Merujuk pada ketentuan di atas, menurut hemat kami UU Narkotika tidak mengatur secara spesifik mengenai bagaimana cara seseorang memiliki, menyimpan, atau menguasai narkotika ataupun dari mana narkotika tersebut berasal. Dalam hal ini, ketika narkotika ditemukan berada dalam penguasaan seseorang meskipun tanpa sepengetahuannya, orang tersebut tetap diduga telah memenuhi unsur “memiliki, menyimpan, atau menguasai narkotika” pada Pasal 112 ayat (1) UU Narkotika.
Lebih lanjut sehubungan dengan tugas dan kewenangan kepolisian, maka pemeriksaan yang dilakukan pihak kepolisian terhadap dugaan pemenuhan unsur tindak pidana narkotika tersebut telah sesuai dengan tugas dan wewenang kepolisian dalam UU Polri sebagai berikut:
Dalam melaksanakan tugas pokok Kepolisian Negara Republik Indonesia (“Polri”), Polri bertugas melakukan penyelidikan dan penyidikan terhadap semua tindak pidana sesuai dengan hukum acara pidana dan peraturan perundang-undangan lainnya
Pasal 16 ayat (1) huruf e UU Polri
Dalam rangka menyelenggarakan tugas pokok Kepolisian Negara Republik Indonesia di bidang proses pidana, Polri berwenang untuk melakukan pemeriksaan dan penyitaan surat.

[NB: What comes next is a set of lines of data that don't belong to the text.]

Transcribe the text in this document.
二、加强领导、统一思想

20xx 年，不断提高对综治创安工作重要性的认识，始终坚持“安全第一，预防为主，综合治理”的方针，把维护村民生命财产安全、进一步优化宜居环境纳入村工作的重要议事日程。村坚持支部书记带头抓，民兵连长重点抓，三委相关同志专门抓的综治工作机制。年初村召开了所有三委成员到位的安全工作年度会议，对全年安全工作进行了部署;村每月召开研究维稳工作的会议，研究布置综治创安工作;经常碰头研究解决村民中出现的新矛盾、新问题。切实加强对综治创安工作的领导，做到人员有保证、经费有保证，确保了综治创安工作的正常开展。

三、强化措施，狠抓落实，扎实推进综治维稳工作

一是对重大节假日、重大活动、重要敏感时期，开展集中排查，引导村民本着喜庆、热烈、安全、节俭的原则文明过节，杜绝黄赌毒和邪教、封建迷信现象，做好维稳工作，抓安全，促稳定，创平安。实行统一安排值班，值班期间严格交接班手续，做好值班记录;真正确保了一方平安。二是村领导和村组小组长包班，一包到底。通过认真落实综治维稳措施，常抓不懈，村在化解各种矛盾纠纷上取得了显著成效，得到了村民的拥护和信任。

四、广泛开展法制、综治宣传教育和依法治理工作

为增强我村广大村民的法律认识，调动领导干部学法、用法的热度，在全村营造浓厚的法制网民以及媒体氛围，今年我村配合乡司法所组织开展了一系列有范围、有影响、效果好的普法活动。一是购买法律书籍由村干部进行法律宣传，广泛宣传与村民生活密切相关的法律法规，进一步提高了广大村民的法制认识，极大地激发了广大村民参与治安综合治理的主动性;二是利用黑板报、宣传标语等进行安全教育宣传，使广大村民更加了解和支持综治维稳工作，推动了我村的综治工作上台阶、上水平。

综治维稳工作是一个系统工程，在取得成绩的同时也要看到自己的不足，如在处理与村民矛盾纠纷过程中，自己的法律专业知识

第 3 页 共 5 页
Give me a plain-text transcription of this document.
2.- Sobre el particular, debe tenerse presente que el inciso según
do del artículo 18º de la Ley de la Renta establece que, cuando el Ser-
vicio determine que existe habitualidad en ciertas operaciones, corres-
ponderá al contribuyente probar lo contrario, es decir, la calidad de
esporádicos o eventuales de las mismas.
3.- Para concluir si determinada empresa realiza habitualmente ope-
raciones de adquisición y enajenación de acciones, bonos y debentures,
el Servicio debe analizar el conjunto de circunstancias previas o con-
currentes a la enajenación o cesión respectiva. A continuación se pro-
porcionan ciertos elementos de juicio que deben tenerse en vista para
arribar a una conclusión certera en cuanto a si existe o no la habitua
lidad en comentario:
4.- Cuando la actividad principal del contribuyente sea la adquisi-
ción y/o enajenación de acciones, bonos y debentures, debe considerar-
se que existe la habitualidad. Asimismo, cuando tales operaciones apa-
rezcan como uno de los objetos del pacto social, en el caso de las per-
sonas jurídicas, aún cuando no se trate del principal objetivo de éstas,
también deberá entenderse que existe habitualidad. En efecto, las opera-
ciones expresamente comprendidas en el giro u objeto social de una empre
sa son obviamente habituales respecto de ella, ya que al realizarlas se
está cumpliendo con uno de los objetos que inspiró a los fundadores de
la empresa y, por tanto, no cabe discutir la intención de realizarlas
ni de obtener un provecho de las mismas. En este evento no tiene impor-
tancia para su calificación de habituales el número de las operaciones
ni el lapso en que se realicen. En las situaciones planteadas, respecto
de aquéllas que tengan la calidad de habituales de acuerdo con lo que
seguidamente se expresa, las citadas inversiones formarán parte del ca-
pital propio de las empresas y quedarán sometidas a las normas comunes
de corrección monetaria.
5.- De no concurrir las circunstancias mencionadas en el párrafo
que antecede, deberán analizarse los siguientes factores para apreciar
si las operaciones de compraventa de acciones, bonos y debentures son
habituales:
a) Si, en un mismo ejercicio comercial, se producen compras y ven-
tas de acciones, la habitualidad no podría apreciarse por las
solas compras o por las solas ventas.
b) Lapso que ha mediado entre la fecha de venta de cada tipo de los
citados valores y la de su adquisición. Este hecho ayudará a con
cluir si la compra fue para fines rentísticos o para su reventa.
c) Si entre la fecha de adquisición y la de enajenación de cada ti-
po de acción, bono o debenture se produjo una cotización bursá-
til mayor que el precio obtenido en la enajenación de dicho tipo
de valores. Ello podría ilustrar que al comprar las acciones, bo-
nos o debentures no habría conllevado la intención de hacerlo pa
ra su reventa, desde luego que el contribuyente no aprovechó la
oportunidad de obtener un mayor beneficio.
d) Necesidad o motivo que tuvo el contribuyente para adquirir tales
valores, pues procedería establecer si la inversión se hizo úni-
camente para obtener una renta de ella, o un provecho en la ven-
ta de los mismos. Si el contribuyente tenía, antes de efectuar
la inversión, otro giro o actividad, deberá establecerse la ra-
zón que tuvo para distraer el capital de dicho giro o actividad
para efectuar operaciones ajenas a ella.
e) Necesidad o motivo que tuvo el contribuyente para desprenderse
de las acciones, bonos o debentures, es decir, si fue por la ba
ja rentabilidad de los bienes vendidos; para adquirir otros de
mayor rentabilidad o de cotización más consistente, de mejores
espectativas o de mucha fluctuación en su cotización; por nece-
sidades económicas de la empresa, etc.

Akan tetapi, walaupun Anda sudah diproses oleh pihak kepolisian, namun pada tahap ini Anda belum dapat dinyatakan bersalah dan dijatuhkan pidana. Anda masih memiliki kesempatan untuk membuktikan bahwa Anda tidak bersalah. Hal ini sebagaimana diatur dalam Pasal 8 ayat (1) UU Kekuasaan Kehakiman yaitu:
Setiap orang yang disangka, ditangkap, ditahan, dituntut, atau dihadapkan di depan pengadilan wajib dianggap tidak bersalah sebelum ada putusan pengadilan yang menyatakan kesalahannya dan telah memperoleh kekuatan hukum tetap.
Ketentuan Pasal 8 ayat (1) UU Kekuasaan Kehakiman dikenal sebagai asas praduga tak bersalah atau presumption of innocence yang merupakan asas mendasar dalam hukum pidana dan harus senantiasa didahulukan dalam setiap proses perkara.[3]
Kemudian, dalam hukum acara pidana, untuk membuktikan seseorang bersalah melanggar hukum atau tidak, maka hal tersebut harus dibuktikan dalam pembuktian pada persidangan. Hal ini sebagaimana dijelaskan oleh M. Yahya Harahap dalam bukunya yang berjudul Pembahasan Permasalahan dan Penerapan KUHAP: Pemeriksaan Sidang Pengadilan, Banding, Kasasi, dan Peninjauan Kembali (hal. 273) sebagai berikut:
Pembuktian adalah ketentuan-ketentuan yang berisi penggarisan dan pedoman tentang cara-cara yang dibenarkan undang-undang membuktikan kesalahan yang didakwakan kepada terdakwa.
Lebih lanjut, ketentuan Pasal 183 KUHAP mengatur sebagai berikut:
Hakim tidak boleh menjatuhkan pidana kepada seorang kecuali apabila dengan sekurang-kurangnya dua alat bukti yang sah ia memperoleh keyakinan bahwa suatu tindak pidana benar-benar terjadi dan bahwa terdakwalah yang bersalah melakukannya.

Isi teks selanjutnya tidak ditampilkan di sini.